Au moment de l'enquête, les trois quarts de ceux qui avaient "vapoté" au cours des 30 derniers jours, indiquaient le faire depuis moins de six mois. On manque donc encore de recul pour mieux cerner succès et échecs de cette méthode, ainsi que leurs causes, selon les spécialistes.

Alors que le "vapotage" progresse, les ventes de traitements pour l'arrêt du tabac ont diminué pour la première fois depuis 2009 : une baisse qui se traduit par un recul de 10% du nombre de patients traités (en moyenne un mois) qui seraient 2,1 millions en 2013 (contre 2,4 en 2012).
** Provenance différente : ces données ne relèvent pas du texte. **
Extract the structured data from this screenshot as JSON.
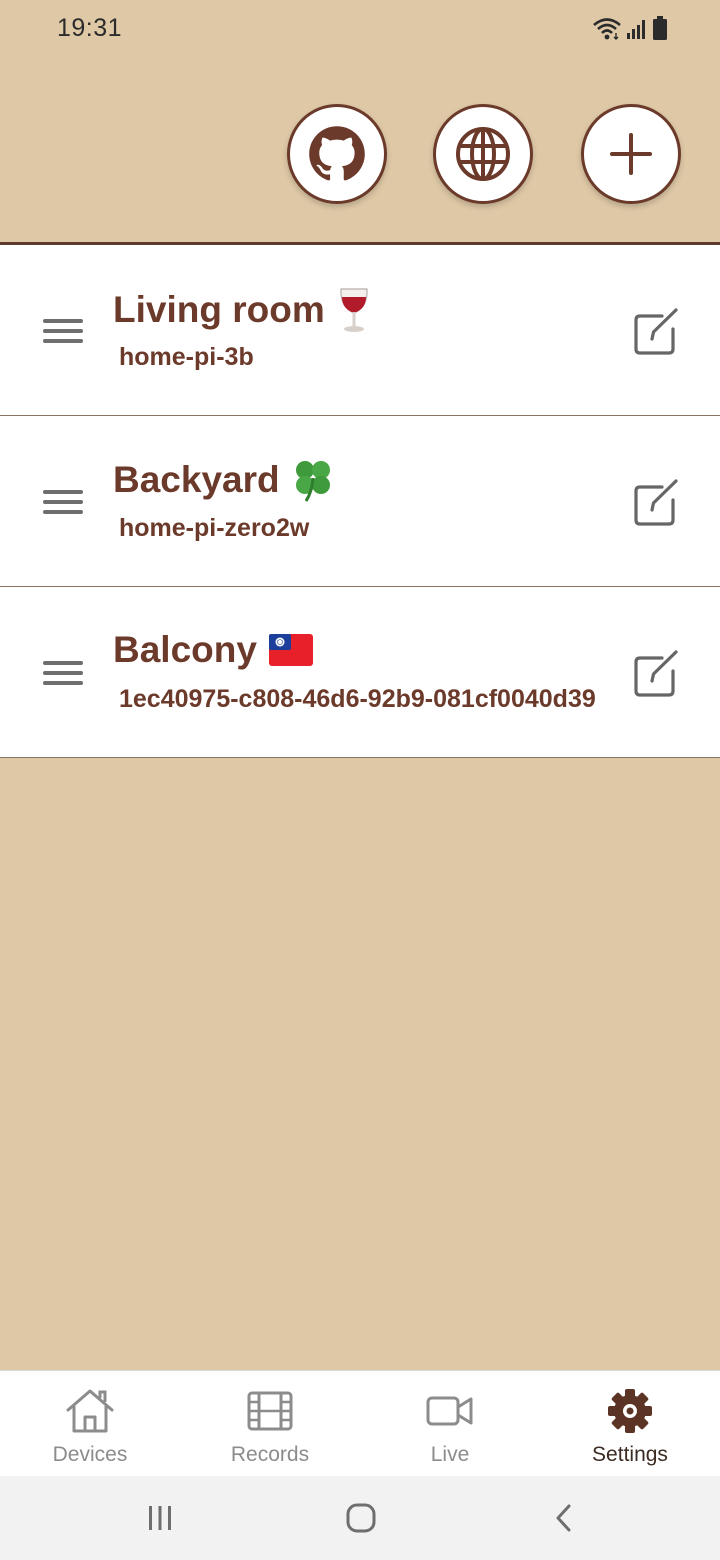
{
  "status_bar": {
    "time": "19:31",
    "icons": [
      "wifi-icon",
      "signal-icon",
      "battery-icon"
    ]
  },
  "header": {
    "actions": [
      {
        "name": "github",
        "icon": "github-icon"
      },
      {
        "name": "website",
        "icon": "globe-icon"
      },
      {
        "name": "add-device",
        "icon": "plus-icon"
      }
    ]
  },
  "devices": [
    {
      "name": "Living room",
      "emoji": "wine-glass-icon",
      "id": "home-pi-3b"
    },
    {
      "name": "Backyard",
      "emoji": "four-leaf-clover-icon",
      "id": "home-pi-zero2w"
    },
    {
      "name": "Balcony",
      "emoji": "taiwan-flag-icon",
      "id": "1ec40975-c808-46d6-92b9-081cf0040d39"
    }
  ],
  "bottom_nav": {
    "items": [
      {
        "label": "Devices",
        "icon": "home-icon"
      },
      {
        "label": "Records",
        "icon": "film-icon"
      },
      {
        "label": "Live",
        "icon": "video-camera-icon"
      },
      {
        "label": "Settings",
        "icon": "gear-icon"
      }
    ],
    "active": "Settings"
  },
  "colors": {
    "background": "#dec8a6",
    "accent": "#6b3a2a",
    "card": "#ffffff",
    "nav_inactive": "#8c8c8c",
    "nav_active": "#5b3425"
  }
}
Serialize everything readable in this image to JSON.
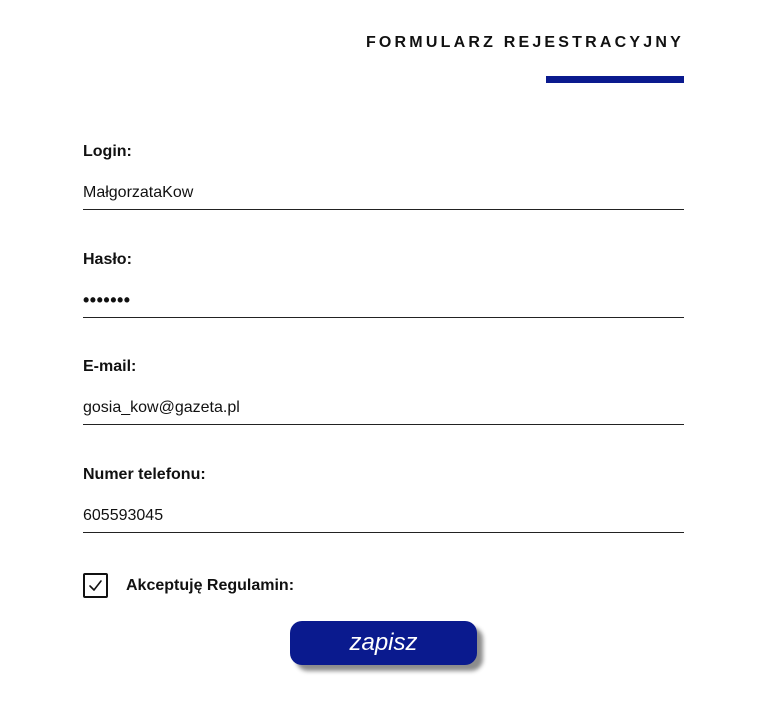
{
  "form": {
    "title": "FORMULARZ REJESTRACYJNY",
    "accent_color": "#0a1a8e",
    "fields": [
      {
        "label": "Login:",
        "value": "MałgorzataKow"
      },
      {
        "label": "Hasło:",
        "value": "•••••••"
      },
      {
        "label": "E-mail:",
        "value": "gosia_kow@gazeta.pl"
      },
      {
        "label": "Numer telefonu:",
        "value": "605593045"
      }
    ],
    "consent": {
      "label": "Akceptuję Regulamin:",
      "checked": true
    },
    "submit_label": "zapisz"
  }
}
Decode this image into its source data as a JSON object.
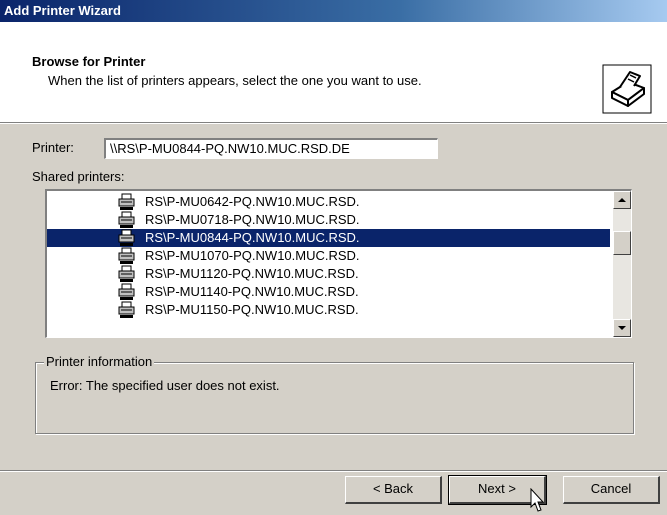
{
  "window": {
    "title": "Add Printer Wizard"
  },
  "header": {
    "title": "Browse for Printer",
    "subtitle": "When the list of printers appears, select the one you want to use.",
    "icon": "printer-wizard-icon"
  },
  "printer_field": {
    "label": "Printer:",
    "value": "\\\\RS\\P-MU0844-PQ.NW10.MUC.RSD.DE"
  },
  "shared": {
    "label": "Shared printers:",
    "items": [
      {
        "label": "RS\\P-MU0642-PQ.NW10.MUC.RSD.",
        "selected": false
      },
      {
        "label": "RS\\P-MU0718-PQ.NW10.MUC.RSD.",
        "selected": false
      },
      {
        "label": "RS\\P-MU0844-PQ.NW10.MUC.RSD.",
        "selected": true
      },
      {
        "label": "RS\\P-MU1070-PQ.NW10.MUC.RSD.",
        "selected": false
      },
      {
        "label": "RS\\P-MU1120-PQ.NW10.MUC.RSD.",
        "selected": false
      },
      {
        "label": "RS\\P-MU1140-PQ.NW10.MUC.RSD.",
        "selected": false
      },
      {
        "label": "RS\\P-MU1150-PQ.NW10.MUC.RSD.",
        "selected": false
      }
    ]
  },
  "info": {
    "legend": "Printer information",
    "text": "Error: The specified user does not exist."
  },
  "buttons": {
    "back": "< Back",
    "next": "Next >",
    "cancel": "Cancel"
  },
  "colors": {
    "selection": "#0a246a",
    "dialog_bg": "#d4d0c8",
    "title_start": "#0a246a",
    "title_end": "#a6caf0"
  }
}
Déjà en baisse l'an passé, le nombre de personnes ayant bénéficié de la prise en charge partielle du coût des traitements par l'Assurance maladie recule de 7,2 %.

Parallèlement, il y a moins de nouveaux patients qui se présentent chaque mois dans les consultations de tabacologie (en moyenne 13,2 contre 15,2 en 2012).

La proportion des fumeurs en France serait en outre passée sous la barre des 30% (contre 33,7% en 2010).

Les buralistes mettent en cause la validité de ces chiffres de vente en soulignant que la contrebande de cigarettes achetées à l'étranger, dans la rue ou sur internet, est passée de 3% en 2003 à 24-25% aujourd'hui.